We argue that Bend-VLM is less susceptible to catastrophic forgetting than fine tuning methods for the following reasons:

  • We update only the vector embedding, but do not alter any weights of the model itself.
  • Bend-VLM can be selectively applied to input, such as only to input queries where the subject is something that can have a gender/race/other protected attribute.
  • Step 2 of Bend-VLM finds the vector embedding minimally distant from the original vector embedding that satisfies the fairness constraint — something not guaranteed by fine tuning approaches. We thus minimize the risk of breaking or modifying other associations that the VLM has learned.

How Does Bend-VLM Perform Under Intersectional Biases? [kcNf]

We have conducted a new experiment where we debias FairFace with respect to Gender for HairColor queries, but evaluate on Race. We do not expect to see improvements with respect to racial bias after gender debiasing for any method. We observe that racial bias goes up for all debiasing methods after gender debiasing (see the Table below).
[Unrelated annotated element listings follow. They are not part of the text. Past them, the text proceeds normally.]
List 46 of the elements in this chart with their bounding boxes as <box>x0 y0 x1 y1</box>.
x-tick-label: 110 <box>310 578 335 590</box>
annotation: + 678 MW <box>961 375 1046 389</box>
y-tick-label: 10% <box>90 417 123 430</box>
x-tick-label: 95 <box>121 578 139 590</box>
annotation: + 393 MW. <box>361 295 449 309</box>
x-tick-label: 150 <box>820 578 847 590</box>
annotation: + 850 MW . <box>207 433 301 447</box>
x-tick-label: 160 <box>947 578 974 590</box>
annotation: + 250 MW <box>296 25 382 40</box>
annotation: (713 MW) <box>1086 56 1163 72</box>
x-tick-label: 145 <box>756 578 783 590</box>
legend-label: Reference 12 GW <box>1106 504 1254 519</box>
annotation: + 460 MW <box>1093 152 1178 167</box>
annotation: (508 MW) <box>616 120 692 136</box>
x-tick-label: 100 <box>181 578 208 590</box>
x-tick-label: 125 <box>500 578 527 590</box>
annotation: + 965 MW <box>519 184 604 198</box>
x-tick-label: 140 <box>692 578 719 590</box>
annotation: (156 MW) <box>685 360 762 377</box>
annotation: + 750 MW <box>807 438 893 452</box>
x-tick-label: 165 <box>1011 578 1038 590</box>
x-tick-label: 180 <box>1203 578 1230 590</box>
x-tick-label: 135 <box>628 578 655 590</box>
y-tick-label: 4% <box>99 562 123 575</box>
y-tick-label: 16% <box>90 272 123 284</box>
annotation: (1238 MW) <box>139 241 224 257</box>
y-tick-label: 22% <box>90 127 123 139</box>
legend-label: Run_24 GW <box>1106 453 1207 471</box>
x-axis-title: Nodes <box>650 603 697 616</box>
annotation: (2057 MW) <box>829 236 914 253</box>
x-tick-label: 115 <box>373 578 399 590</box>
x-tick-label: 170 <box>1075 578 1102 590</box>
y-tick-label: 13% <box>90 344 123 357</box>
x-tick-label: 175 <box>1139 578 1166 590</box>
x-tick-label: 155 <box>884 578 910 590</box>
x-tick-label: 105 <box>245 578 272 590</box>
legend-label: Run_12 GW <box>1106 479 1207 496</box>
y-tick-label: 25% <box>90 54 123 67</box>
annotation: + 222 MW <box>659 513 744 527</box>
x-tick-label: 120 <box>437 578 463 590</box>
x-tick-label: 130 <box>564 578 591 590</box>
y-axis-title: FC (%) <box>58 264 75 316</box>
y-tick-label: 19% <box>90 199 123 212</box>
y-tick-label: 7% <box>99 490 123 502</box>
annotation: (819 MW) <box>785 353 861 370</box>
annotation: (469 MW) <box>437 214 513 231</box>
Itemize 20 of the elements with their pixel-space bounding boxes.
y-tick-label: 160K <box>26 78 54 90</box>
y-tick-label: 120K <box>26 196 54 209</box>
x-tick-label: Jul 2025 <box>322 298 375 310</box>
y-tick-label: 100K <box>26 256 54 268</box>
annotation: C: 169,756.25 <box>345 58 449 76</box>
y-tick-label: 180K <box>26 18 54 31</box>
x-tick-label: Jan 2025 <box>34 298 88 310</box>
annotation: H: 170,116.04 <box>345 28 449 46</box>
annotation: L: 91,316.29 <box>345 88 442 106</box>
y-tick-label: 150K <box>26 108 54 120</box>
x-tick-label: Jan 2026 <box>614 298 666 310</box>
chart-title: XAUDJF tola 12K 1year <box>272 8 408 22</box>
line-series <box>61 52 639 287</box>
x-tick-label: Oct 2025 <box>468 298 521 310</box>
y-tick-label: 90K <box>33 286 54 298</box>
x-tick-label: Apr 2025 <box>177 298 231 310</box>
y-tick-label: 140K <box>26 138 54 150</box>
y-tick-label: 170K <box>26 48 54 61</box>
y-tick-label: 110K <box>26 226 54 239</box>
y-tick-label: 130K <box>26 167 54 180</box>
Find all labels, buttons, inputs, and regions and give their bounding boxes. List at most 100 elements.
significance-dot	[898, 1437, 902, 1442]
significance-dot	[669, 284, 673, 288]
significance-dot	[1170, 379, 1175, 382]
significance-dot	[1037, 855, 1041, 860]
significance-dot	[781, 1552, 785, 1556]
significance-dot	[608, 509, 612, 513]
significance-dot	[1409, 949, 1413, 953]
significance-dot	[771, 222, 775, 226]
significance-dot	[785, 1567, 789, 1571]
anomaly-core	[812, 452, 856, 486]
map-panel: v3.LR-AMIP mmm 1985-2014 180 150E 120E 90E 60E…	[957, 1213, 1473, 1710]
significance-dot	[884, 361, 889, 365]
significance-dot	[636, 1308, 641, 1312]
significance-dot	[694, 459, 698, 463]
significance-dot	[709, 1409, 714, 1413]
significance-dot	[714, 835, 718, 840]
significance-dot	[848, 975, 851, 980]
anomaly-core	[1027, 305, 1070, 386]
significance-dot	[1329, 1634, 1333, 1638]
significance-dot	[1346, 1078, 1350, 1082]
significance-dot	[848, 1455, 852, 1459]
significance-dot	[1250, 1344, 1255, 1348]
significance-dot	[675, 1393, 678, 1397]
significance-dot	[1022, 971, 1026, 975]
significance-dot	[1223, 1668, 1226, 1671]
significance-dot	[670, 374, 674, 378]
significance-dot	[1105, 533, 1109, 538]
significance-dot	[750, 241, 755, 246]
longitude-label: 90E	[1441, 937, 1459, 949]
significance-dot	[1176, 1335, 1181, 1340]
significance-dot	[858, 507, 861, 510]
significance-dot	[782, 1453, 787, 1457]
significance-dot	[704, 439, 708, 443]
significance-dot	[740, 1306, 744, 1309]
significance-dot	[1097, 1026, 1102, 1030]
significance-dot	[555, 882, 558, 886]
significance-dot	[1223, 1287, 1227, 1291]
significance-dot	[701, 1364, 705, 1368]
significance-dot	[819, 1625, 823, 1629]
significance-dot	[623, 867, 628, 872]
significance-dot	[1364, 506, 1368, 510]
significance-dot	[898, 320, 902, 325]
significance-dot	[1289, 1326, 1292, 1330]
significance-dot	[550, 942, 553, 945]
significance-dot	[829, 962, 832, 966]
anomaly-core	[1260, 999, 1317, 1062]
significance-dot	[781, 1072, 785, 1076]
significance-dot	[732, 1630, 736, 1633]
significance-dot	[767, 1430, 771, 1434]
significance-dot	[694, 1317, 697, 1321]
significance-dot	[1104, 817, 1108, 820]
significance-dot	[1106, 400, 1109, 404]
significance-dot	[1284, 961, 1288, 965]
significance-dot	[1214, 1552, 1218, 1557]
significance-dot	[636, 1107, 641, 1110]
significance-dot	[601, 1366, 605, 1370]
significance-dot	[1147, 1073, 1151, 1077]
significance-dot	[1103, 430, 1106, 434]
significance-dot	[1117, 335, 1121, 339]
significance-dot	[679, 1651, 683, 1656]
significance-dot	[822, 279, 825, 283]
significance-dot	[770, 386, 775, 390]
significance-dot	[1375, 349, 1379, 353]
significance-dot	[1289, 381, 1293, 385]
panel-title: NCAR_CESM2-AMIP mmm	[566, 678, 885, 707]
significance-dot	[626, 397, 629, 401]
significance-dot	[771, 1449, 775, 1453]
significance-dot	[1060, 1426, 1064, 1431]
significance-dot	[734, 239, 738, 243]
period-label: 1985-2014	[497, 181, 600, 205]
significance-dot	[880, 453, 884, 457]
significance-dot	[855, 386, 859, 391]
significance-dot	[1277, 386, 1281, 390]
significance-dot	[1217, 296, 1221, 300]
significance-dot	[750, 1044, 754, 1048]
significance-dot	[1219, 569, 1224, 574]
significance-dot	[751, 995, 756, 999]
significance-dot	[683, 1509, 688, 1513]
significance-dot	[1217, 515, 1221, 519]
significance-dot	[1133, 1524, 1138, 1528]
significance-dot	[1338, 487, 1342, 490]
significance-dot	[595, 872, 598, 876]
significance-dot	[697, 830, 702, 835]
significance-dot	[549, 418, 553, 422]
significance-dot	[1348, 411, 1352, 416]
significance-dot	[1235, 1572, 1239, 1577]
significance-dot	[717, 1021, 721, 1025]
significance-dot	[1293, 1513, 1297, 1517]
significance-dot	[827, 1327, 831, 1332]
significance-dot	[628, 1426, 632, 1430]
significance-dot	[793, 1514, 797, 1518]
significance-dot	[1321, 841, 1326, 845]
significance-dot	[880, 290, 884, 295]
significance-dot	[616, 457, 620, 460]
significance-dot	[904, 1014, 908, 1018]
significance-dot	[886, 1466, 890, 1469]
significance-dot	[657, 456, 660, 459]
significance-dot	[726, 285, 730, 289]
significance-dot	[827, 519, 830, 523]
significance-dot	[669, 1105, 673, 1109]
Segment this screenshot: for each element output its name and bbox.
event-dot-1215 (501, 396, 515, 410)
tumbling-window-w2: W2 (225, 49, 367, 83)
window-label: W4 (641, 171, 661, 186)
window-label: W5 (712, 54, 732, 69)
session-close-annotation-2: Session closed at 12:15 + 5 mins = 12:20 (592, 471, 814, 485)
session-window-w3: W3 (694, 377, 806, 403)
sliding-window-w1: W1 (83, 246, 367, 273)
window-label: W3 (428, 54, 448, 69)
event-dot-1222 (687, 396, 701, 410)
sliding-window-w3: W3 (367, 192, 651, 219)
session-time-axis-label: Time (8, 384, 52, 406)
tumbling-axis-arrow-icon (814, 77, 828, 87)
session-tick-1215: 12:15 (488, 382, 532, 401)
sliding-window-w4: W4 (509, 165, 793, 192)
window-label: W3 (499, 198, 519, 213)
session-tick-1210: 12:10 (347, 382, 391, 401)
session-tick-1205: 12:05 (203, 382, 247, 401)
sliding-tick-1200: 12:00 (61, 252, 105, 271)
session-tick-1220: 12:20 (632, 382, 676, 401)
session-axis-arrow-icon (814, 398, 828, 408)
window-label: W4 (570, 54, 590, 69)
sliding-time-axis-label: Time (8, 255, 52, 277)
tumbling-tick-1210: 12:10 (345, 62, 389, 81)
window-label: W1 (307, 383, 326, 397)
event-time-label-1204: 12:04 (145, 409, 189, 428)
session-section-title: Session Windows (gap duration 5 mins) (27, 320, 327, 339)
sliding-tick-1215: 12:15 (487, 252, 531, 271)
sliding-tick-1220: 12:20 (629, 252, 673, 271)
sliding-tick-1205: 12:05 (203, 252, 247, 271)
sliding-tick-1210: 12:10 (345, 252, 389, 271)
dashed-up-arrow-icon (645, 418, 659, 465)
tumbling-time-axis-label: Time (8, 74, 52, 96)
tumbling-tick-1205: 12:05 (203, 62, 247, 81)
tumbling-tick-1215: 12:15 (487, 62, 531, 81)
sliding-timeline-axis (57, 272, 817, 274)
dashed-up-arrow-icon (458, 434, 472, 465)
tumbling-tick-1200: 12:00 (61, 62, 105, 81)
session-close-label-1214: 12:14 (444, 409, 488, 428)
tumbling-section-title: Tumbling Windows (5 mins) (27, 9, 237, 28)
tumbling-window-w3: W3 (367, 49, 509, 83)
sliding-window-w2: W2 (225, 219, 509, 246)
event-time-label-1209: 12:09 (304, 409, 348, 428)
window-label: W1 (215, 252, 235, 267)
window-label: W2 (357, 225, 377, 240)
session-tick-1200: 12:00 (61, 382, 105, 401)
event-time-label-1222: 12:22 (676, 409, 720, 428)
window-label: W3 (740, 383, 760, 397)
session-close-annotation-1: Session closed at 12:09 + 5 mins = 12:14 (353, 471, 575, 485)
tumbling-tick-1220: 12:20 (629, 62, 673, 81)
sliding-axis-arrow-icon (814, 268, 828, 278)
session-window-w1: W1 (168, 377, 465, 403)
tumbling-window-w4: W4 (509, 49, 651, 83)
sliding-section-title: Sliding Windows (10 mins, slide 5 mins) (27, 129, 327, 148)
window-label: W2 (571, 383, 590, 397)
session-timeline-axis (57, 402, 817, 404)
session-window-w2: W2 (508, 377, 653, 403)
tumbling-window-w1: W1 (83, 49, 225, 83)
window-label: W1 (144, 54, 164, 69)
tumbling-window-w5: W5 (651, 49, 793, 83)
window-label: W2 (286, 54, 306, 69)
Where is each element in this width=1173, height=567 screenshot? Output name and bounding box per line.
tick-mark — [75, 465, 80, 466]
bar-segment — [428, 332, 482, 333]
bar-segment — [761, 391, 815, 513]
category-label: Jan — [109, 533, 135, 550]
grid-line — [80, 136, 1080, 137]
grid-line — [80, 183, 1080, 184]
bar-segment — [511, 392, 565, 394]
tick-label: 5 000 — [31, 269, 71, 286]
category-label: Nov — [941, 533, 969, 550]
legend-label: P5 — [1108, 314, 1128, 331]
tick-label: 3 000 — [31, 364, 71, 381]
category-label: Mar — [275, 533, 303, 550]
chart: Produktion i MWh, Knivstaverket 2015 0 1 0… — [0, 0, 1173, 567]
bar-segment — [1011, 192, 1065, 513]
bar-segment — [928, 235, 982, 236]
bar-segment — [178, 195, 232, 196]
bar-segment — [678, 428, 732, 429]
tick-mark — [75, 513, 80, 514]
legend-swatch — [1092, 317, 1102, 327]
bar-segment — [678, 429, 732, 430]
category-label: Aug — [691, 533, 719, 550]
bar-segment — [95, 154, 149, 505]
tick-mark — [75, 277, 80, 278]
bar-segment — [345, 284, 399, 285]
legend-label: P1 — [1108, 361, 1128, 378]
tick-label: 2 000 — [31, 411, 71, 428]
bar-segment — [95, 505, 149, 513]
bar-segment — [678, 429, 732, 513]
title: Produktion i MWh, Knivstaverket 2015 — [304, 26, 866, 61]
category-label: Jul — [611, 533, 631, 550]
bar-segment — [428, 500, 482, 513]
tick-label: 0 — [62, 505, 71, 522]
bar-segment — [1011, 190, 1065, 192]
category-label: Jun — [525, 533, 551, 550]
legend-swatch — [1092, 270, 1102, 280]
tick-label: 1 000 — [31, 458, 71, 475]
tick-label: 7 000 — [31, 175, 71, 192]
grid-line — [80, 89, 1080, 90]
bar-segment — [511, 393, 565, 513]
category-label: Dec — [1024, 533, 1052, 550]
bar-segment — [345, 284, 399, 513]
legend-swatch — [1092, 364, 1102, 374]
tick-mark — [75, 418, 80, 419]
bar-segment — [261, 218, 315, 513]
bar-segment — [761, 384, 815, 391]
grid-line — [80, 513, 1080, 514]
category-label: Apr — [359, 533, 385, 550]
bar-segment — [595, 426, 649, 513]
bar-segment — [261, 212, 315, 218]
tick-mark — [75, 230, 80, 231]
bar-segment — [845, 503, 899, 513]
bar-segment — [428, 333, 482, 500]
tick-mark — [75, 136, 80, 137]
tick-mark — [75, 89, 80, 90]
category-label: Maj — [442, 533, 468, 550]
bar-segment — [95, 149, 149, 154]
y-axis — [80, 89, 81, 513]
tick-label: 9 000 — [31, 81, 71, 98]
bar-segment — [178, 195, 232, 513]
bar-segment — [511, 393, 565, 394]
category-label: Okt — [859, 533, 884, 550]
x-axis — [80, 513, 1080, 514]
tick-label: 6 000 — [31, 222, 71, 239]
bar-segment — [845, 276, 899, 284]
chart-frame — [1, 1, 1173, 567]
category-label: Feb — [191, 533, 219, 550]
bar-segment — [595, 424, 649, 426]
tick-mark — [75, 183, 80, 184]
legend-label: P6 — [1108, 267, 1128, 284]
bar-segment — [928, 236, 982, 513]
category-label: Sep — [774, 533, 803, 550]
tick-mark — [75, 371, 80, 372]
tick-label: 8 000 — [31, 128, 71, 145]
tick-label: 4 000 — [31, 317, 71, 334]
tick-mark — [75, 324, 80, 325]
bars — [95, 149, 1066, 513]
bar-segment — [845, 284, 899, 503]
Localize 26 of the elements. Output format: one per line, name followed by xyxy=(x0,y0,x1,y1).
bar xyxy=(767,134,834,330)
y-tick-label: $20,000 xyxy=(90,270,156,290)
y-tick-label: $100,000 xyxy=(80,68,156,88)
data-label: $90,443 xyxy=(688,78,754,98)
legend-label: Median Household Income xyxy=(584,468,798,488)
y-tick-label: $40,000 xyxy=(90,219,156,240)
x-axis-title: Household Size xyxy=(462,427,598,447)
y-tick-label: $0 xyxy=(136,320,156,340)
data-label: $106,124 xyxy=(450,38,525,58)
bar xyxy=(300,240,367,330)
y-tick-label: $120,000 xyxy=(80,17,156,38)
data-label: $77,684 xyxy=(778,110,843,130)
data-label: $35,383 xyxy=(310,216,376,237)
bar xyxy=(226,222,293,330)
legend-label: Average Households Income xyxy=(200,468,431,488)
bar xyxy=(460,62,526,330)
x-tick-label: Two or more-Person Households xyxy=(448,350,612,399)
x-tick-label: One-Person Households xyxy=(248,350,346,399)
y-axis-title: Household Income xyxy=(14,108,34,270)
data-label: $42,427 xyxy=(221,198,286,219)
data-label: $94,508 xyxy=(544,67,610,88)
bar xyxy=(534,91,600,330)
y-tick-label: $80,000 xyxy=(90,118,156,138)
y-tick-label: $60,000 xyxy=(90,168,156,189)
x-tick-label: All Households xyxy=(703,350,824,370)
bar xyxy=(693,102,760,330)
This reflects a known, frustrating “Whac-A-Mole” issue where debiasing for one attribute often increases the bias of another attribute [1]. Interestingly, we do not see racial bias increase when performing only Step 2 of the Bend-VLM debiasing, indicating that this short cut issue is most strongly affected by the orthogonalization operation performed in Step 1. The other debiasing methods also perform a similar orthogonalization step and likewise experience this shortcut problem.

ModelMethodKL Divergence ↓MaxSkew ↓
CLIP-ViT-B-P16
Baseline CLIP0.606 ± 0.0430.155 ± 0.016
Orth-Proj.0.826 ± 0.0200.211 ± 0.014
Orth-Cal.0.877 ± 0.0210.226 ± 0.005
Bend-VLM (Without Step 1)0.594 ± 0.0740.146 ± 0.029
Bend-VLM (Without Step 2)0.873 ± 0.0240.223 ± 0.006
Bend-VLM (Full Method)0.837 ± 0.0350.193 ± 0.024

[1] Li, Zhiheng, et al. "A whac-a-mole dilemma: Shortcuts come in multiples where mitigating one amplifies others." Proceedings of the IEEE/CVF Conference on Computer Vision and Pattern Recognition. 2023.

最终决定

The paper proposes BEND-VLM, a 2-phase nonlinear approach for debiasing Vision Language Model (VLM) embeddings, which does not need any fine-tuning but is still able to customize the operation to each input. The paper formalizes the Class Conditionally Fair conditions that ideal debiased embedding should meet and designs a corresponding two-phase debiasing pipeline. The first phase makes the embedding orthogonal to the local attribute subspace. The second phase uses reference images to equalize the text embedding. The experiments show the effectiveness of this approach.

The reviewers overall gave the paper a positive review. The paper is recommended for acceptance as a poster paper.